Quando lhe perguntavam sobre o marido, ela baixava os olhos: — Tá lá ainda.
— Sai quando?
— Depende do juiz.
Carlos assazonara Renilda fora da estação, na despedida da infância dela, quando o alto-relevo dos verdes seios começava a despontar sob a malha fina do uniforme do colégio.
A menina adolesceu mulher incompleta, com sabor prejudicado. Granulou à força, aguada, acuada. O sexo virou costume antes do encanto das mãos dadas, antes do olhar que precede o beijo. E por não saber sequer sonhar, a menina não teve escolha nem fez objeção: cedeu ao absurdo.
Quando aliciou a menina, ele tinha 26. Era homem arrematado, mais vício que virtude, mais rudeza que cortesia. Renilda foi aceitando a relação por medo, inocência, conformismo, falta de escolha (?) e tomou dó de si mesma. Fazia parte do imaginário coletivo: toda mulher estaria segura ao lado de um homem.
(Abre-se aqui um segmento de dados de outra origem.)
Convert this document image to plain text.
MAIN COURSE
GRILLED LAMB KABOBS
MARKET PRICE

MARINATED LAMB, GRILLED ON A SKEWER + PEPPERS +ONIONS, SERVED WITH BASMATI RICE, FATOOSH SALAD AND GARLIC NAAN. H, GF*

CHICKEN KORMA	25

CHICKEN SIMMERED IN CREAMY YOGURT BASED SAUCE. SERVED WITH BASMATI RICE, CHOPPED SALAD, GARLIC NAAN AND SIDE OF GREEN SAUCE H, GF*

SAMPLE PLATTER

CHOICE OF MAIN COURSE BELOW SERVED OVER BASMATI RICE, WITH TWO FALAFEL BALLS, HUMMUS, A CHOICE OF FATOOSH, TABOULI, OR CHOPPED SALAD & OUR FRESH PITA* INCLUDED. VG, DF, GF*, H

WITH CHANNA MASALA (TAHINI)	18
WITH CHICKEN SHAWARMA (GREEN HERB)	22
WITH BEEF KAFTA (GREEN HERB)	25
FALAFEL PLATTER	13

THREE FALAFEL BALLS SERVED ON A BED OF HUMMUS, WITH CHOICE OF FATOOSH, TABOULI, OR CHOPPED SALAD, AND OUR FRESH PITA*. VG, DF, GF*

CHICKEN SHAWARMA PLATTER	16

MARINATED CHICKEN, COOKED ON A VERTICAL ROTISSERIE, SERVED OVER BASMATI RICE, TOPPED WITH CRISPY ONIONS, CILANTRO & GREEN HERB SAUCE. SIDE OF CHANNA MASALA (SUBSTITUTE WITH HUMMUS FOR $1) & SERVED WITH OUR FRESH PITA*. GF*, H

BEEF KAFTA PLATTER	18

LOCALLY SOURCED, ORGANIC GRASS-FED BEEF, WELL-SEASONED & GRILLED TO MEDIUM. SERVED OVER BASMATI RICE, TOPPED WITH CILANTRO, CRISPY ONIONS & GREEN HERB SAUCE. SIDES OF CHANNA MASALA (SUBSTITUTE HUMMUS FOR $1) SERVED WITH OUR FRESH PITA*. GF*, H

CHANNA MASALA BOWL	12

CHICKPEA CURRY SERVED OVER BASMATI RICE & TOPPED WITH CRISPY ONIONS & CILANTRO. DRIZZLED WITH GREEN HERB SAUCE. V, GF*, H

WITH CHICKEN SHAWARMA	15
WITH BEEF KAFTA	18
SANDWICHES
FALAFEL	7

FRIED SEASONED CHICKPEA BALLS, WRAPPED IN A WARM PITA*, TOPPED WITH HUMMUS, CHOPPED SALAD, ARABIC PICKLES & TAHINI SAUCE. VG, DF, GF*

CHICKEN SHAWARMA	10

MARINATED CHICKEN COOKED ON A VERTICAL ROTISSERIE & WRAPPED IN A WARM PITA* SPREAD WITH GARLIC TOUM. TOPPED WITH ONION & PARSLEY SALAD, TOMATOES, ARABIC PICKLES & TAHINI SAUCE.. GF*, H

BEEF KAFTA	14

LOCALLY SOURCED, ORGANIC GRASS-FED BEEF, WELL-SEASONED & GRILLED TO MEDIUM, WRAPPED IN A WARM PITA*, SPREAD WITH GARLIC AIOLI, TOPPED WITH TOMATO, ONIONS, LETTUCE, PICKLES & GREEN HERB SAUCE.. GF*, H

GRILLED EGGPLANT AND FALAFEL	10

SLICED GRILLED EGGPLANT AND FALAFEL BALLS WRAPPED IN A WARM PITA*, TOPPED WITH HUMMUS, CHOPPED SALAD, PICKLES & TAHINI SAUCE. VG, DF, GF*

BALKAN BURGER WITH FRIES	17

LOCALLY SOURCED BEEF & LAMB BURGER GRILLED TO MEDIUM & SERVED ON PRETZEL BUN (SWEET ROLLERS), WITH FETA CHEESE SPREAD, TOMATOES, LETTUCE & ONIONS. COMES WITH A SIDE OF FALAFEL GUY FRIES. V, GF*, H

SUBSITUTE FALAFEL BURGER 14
Renilda atendia o marido porque ele assim exigia e porque ela não queria culpa. Levava frutas, biscoitos, sabonete e também o próprio corpo — em caso de permissão oficial para as intimidades. Raramente carregava a filha, com receio de que aquela imundície pudesse contaminar a pequena de alguma forma.
Não sei com quem Renilda aprendeu tanto carinho, tanto zelo. Era uma mulher pobre, órfã, condenada a um homem preso, grávida do cafajeste pela segunda vez. Por que tão apta para o amor?
O marido desconfiava dela e lhe cobrava fidelidade, como se Renilda fosse capaz do contrário. E lhe ordenava presença, sem aceitar desculpa. Outro dia, mesmo com o bebê ameaçando romper prematuro, ela foi ao encontro do maldito.
Cada visita à penitenciária significava falta ao trabalho. Prejuízo também para a patroa de Renilda, que dependia de seus serviços domésticos. — Largue esse homem, menina. Traficante não vale nada. Dê-se ao respeito — dizia a chefa. A empregada pedia perdão, compensava as horas não cumpridas e repetia a transgressão trabalhista.
E nasceu Carlos Júnior. Saudável, calminho, fofo da Silva Santos. Renilda sentiu aquela paixão ardida de novo. Um bebê em casa! Mais gastos, mais cansaço, mais problemas, mais pobreza, muito mais amor. O sentimento pela primogênita também ganhou amplitude: a mãe de 24 anos e a filha de 9 passaram a compartilhar a maternidade de Juninho. Cumplicidade que dava gosto! O lar agora estava completo.
Só que a pena foi integralmente cumprida. Carlos voltou a casa para degradar a harmonia da rotina. Não sabia nada de equilíbrio nem de paz familiar. Nem parecia interessado em aprender.
O trabalho aumentou sobremaneira com a chegada do ex-detento. Era mais roupa pra lavar, mais vasilha suja, mais humilhação. E a mulher tinha de se deitar com ele. O tormento das visitas íntimas era revivido cada vez que ele a tocava. Por mais que Carlos se lavasse, mais cheiro xadrez aquele corpo exalava.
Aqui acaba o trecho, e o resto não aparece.